Modeling multi-stage disease progression and identifying genetic risk factors via a novel collaborative learning method

Motivation: Alzheimer's disease (AD) typically progresses gradually for ages rather than suddenly. Thus, staging AD progression in different phases could aid in accurate diagnosis and treatment. In addition, identifying genetic variations that influence AD is critical to understanding the pathogenesis. However, staging the disease progression and identifying genetic variations is usually handled separately. Results: To address this limitation, we propose a novel sparse multi-stage multi-Task mixed-effects collaborative longitudinal regression method (MSColoR). Our method jointly models long disease progression as a multi-stage procedure and identifies genetic risk factors underpinning this complex trajectory.

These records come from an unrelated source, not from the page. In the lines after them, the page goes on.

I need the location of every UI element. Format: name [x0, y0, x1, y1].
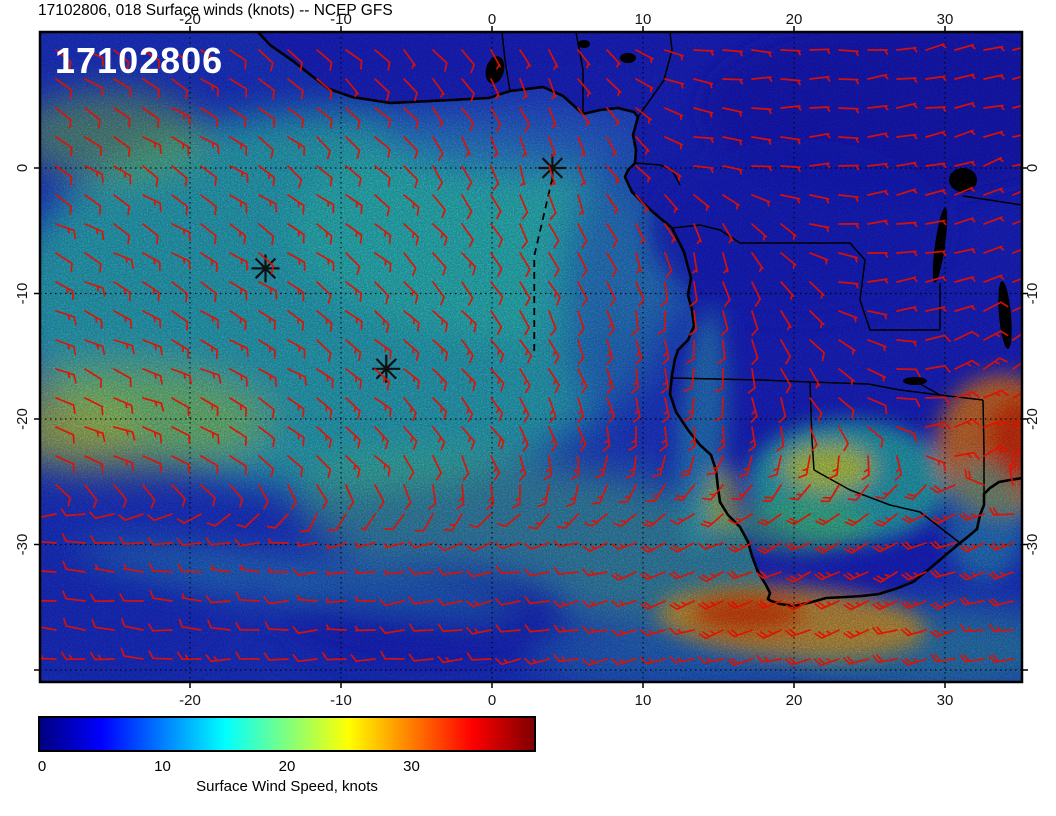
axis-label-right: -10 — [1024, 283, 1041, 305]
axis-labels: -20 -10 0 10 20 30 -20 -10 0 10 20 30 0 -10 -20 -30 0 -10… — [14, 11, 1041, 709]
axis-label-top: 20 — [786, 11, 803, 28]
axis-label-right: -20 — [1024, 408, 1041, 430]
asterisk-marker — [251, 254, 280, 283]
colorbar: 0 10 20 30 Surface Wind Speed, knots — [38, 716, 536, 812]
axis-label-bottom: -10 — [330, 692, 352, 709]
axis-label-top: 10 — [635, 11, 652, 28]
axis-label-top: -10 — [330, 11, 352, 28]
graticule — [40, 32, 1022, 682]
track-line — [533, 177, 554, 357]
axis-label-right: -30 — [1024, 534, 1041, 556]
colorbar-gradient — [38, 716, 536, 752]
colorbar-tick: 10 — [154, 758, 171, 775]
station-markers — [251, 154, 567, 383]
axis-label-bottom: 30 — [937, 692, 954, 709]
axis-label-left: 0 — [14, 164, 31, 172]
axis-label-bottom: 0 — [488, 692, 496, 709]
figure-title: 17102806, 018 Surface winds (knots) -- N… — [38, 2, 393, 19]
axis-label-bottom: 20 — [786, 692, 803, 709]
axis-label-left: -30 — [14, 534, 31, 556]
axis-label-left: -10 — [14, 283, 31, 305]
axis-label-bottom: -20 — [179, 692, 201, 709]
colorbar-caption: Surface Wind Speed, knots — [196, 778, 378, 795]
edge-ticks — [34, 26, 1028, 688]
axis-label-top: 0 — [488, 11, 496, 28]
axis-label-bottom: 10 — [635, 692, 652, 709]
plot-frame — [38, 30, 1024, 684]
axis-label-left: -20 — [14, 408, 31, 430]
colorbar-tick: 20 — [278, 758, 296, 775]
wind-barbs-layer — [40, 43, 1022, 666]
asterisk-marker — [372, 354, 401, 383]
axis-label-top: -20 — [179, 11, 201, 28]
asterisk-marker — [538, 154, 567, 182]
colorbar-tick: 30 — [403, 758, 420, 775]
colorbar-tick: 0 — [37, 758, 47, 775]
axis-label-right: 0 — [1024, 164, 1041, 172]
run-label-overlay: 17102806 — [55, 40, 224, 81]
axis-label-top: 30 — [937, 11, 954, 28]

Specifically, MSColoR models multi-stage disease progression using longitudinal neuroimaging-derived phenotypes and associates the fitted disease trajectories with genetic variations at each stage. Furthermore, we collaboratively leverage summary statistics from large genome-wide association studies to improve the powers. Finally, an efficient optimization algorithm is introduced to solve MSColoR. We evaluate our method using both synthetic and real longitudinal neuroimaging and genetic data. Both results demonstrate that MSColoR can reduce modeling errors while identifying more accurate and significant genetic variations compared to other longitudinal methods. Consequently, MSColoR holds great potential as a computational technique for longitudinal brain imaging genetics and AD studies.